Выбрать главу

Поющие во Тьме

Часть первая: Тарагоф. Глава 1. Рождение

Поющие во Тьме

«Сказание о Губителе: книга первая»

В год Красного Дива[1],

Когда небеса зальются жестоким огнём,

И хляби небесные, страхом томимы,

Извергнутся чёрным дождём,

Родится Сын Хаоса — Тьмы Порожденье,

Древний Хранитель Теней,

Несущий со смертью Миру спасенье,

Презрев боль и страхи людей.

Из логова Тьмы он воспрянет душою,

В которой одна Пустота,

И пеплом покроется мир под луною,

И смерти не будет конца…

Пророчество Тёмного Менестреля

Часть первая: Тарагоф

Рождение. В идеале оно должно нести радость, искреннее счастье существования и бытия. Однако в моём случае всё получилось иначе.

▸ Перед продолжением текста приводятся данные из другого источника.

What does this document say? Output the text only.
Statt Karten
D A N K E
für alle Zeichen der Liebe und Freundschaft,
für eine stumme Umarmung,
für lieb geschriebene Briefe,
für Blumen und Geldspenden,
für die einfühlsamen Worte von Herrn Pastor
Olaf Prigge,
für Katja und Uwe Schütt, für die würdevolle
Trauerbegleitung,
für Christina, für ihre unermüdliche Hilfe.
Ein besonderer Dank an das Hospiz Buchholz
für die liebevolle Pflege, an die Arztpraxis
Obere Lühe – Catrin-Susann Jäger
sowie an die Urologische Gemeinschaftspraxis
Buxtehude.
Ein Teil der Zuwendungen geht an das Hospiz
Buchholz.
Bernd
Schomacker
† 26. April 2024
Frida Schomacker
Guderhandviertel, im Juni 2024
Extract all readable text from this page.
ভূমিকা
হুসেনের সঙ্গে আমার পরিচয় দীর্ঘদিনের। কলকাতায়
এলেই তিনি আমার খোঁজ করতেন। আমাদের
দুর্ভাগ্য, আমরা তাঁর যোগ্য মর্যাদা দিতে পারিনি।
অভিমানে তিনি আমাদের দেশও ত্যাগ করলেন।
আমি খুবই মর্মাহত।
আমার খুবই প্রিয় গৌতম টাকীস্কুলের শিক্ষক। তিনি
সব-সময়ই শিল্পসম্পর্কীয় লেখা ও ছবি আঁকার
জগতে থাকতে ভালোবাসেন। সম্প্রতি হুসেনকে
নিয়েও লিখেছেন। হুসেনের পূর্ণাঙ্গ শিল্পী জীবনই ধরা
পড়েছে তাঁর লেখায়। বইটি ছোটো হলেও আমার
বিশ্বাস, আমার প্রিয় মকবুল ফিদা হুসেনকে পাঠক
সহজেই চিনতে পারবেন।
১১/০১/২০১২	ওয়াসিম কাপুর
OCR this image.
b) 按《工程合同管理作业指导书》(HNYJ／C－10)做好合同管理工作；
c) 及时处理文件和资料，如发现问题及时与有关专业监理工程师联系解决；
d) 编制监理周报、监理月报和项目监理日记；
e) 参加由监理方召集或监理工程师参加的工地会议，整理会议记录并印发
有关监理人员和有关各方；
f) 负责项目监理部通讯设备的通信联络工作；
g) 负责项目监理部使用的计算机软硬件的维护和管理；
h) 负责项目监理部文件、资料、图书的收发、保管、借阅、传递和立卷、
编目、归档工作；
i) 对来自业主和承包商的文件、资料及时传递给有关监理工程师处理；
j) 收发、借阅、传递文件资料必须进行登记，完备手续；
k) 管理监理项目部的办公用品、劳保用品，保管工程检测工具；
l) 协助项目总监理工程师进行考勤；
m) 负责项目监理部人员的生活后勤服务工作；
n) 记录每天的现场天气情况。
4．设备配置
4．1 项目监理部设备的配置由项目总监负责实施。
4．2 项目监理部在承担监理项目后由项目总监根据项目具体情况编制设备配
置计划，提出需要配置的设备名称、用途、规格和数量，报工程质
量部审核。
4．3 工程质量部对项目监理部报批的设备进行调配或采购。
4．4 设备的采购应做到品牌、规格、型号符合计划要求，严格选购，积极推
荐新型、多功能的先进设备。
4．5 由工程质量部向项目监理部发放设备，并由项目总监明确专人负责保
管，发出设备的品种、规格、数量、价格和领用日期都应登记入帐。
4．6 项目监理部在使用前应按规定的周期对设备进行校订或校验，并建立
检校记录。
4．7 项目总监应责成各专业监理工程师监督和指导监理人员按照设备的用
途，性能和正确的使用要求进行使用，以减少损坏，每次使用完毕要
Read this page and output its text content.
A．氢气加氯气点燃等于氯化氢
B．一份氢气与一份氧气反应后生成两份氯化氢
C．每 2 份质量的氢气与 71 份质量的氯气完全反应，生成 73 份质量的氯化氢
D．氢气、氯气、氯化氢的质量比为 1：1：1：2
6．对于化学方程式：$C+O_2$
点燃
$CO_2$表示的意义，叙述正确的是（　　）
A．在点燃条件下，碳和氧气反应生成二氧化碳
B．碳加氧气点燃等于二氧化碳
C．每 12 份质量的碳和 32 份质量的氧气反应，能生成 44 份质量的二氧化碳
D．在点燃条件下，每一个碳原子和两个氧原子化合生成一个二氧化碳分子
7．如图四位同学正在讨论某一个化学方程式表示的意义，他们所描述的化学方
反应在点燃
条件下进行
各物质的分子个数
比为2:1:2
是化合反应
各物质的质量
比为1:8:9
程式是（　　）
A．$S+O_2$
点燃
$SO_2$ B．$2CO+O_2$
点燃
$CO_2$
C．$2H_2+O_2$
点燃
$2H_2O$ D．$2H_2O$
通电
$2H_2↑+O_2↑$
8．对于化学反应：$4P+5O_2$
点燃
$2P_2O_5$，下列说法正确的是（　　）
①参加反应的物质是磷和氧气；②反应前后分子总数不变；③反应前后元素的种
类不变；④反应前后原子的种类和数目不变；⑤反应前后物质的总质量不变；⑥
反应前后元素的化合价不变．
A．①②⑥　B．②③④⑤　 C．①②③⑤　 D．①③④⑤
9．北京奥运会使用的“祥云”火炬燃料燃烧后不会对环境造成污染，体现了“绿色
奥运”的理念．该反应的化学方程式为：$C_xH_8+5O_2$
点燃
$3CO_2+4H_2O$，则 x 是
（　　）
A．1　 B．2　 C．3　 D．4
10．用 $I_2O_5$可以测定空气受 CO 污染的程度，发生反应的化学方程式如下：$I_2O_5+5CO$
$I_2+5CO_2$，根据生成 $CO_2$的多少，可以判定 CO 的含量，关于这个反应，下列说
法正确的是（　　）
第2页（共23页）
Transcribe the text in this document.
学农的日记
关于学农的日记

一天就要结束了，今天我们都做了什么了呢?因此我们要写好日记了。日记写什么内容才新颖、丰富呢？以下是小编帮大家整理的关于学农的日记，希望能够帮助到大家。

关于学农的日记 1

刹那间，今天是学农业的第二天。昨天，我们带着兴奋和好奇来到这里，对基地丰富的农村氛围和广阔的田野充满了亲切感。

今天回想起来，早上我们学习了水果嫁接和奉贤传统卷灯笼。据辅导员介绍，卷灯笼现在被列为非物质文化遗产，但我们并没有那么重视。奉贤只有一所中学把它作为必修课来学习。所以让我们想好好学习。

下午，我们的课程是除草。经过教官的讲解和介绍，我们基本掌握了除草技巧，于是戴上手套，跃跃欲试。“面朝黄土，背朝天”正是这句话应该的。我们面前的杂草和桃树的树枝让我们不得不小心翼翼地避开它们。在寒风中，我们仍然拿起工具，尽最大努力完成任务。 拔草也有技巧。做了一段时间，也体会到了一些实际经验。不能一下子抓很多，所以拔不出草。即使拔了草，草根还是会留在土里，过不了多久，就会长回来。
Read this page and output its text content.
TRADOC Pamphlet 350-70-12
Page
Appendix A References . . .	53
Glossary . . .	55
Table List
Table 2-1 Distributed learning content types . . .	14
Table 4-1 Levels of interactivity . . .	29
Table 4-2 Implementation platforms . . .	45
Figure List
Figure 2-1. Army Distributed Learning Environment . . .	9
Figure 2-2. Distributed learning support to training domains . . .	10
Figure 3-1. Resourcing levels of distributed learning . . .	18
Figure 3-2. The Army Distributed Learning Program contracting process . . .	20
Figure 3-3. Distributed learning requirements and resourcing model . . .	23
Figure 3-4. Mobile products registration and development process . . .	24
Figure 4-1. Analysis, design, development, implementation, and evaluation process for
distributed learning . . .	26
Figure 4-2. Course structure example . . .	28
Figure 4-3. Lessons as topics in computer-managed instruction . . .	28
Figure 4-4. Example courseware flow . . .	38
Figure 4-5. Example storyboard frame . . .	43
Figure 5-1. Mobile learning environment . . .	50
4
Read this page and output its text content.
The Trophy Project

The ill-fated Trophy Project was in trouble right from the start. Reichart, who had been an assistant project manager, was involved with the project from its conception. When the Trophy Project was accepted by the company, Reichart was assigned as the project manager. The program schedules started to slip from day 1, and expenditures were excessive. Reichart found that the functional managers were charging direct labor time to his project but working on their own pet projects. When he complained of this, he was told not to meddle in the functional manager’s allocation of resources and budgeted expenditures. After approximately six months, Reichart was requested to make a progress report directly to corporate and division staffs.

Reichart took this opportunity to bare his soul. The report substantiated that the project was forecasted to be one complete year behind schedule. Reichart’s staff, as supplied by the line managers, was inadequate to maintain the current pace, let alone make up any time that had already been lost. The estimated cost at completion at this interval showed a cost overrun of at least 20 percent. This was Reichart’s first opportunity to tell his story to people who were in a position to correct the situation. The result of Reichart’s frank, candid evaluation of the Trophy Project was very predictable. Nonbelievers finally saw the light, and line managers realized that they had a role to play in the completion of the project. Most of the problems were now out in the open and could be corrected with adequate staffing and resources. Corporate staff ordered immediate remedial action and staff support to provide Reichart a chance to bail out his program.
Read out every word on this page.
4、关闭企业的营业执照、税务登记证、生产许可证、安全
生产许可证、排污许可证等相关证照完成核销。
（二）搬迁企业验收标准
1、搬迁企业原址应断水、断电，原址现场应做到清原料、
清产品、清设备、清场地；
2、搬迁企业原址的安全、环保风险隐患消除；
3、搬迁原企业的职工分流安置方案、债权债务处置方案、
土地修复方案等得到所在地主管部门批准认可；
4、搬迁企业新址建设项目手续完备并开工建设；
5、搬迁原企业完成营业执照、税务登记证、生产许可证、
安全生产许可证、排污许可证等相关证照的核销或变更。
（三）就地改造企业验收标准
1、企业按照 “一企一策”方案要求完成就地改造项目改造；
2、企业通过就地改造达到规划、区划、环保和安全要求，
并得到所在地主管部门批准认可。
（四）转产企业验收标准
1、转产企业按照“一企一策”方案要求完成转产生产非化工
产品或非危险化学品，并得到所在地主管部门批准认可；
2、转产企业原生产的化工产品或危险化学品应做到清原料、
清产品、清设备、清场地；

Мой приход почти никому не принёс радости, ибо был заказан самой Тьмой. Первые секунды жизни я был преисполнен чувством блаженства, потому что рядом находилась мама, самое дорогое существо на свете. Я чувствовал её любовь, чувствовал тепло её тела. Но эти мгновения оказались недолгими. В следующие секунды я лишился этой любви, утратил шанс стать желанным хотя бы для одного существа в огромном мире. Безжалостная судьба, а, может быть, рок, бросила меня в пучину страданий, дабы сотворить пособника для Тьмы. Того, перед кем в своё время содрогнутся даже Покинутые — высокомерные убийцы из Ордена Кион-Тократ.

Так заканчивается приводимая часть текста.